How to take control of autofocus
01 Let the camera choose
The auto-area AF mode on our Nikon D-SLR copes perfectly well with this shot, because Sarah is more or less in the middle of the frame and there’s nothing in the foreground to confuse the autofocus system. But if we get lower down to shoot, it’s another story…
02 Problem foregrounds
Auto-area AF mode will automatically focus on objects nearest the camera, and here it’s picked out some blooms lower in the frame, leaving Sarah out of focus. That’s the problem with automatic focus point selection: it doesn’t always focus on what you want it to.
03 Single-shot mode
There are two steps you need to take to gain control of your autofocus. First, set your camera to single-shot AF mode. This means it focuses once when you half-press the shutter button, and stays focused on that point until you press it the rest of the way to take the picture.
04 Single-point AF
You now control when the camera focuses, and the next step is to take control of what it focuses on. For this you need to set it to single-point AF mode. The camera no longer chooses the AF point automatically.
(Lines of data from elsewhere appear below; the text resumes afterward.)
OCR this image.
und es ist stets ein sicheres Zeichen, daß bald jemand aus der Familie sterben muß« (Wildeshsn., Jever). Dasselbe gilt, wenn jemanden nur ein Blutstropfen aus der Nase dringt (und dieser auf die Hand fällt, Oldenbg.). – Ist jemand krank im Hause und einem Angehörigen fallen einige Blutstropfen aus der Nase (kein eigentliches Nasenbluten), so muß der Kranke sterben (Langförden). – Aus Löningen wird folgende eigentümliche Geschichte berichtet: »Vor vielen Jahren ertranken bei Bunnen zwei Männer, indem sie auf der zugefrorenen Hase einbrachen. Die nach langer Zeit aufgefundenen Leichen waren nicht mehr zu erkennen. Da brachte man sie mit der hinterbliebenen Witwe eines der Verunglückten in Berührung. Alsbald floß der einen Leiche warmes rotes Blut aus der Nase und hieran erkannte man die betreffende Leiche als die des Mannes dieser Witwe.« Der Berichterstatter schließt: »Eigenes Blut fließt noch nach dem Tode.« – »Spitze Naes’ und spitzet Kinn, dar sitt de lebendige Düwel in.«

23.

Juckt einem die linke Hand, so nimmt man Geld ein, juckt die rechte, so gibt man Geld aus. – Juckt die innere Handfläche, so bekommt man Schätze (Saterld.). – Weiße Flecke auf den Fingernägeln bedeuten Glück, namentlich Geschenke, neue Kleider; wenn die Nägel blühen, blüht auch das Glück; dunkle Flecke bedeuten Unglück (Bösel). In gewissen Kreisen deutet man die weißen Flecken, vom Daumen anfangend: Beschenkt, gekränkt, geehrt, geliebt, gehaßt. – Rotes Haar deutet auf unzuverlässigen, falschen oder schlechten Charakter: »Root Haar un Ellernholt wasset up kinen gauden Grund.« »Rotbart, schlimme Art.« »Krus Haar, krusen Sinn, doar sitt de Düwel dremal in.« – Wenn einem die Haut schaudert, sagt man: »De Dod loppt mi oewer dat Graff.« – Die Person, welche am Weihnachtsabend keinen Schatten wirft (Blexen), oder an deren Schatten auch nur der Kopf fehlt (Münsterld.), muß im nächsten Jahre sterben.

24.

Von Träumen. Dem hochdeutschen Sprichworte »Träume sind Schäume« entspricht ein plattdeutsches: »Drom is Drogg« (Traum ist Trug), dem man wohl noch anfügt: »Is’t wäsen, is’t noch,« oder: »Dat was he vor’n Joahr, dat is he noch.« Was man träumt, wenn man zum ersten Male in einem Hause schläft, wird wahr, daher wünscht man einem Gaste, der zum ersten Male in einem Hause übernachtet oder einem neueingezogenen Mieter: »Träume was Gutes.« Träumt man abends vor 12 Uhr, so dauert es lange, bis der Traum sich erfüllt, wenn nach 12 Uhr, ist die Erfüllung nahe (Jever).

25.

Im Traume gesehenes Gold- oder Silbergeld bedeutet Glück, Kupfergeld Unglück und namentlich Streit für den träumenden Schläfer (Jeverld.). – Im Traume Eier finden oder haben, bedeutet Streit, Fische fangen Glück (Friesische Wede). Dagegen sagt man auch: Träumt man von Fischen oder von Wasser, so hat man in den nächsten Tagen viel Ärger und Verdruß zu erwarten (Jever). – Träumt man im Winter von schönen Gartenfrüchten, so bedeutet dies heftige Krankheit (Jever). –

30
Instead, you’re forcing it to use the focus point you’ve selected.
05 Focus lock
There are two ways to use single-point AF mode. The quick way is to stick to the centre AF point, place your subject in the centre, half-press the shutter release to lock the focus, then reframe the shot and press the shutter button the rest of the way to take the picture.
06 Set your AF point
The other way is to compose your shot, then use the multi-selector on the back of the camera to position the focus point over the critical part. In this shot it’s our model’s eye – the most important thing in a portrait. This is the best method when you’re using a tripod.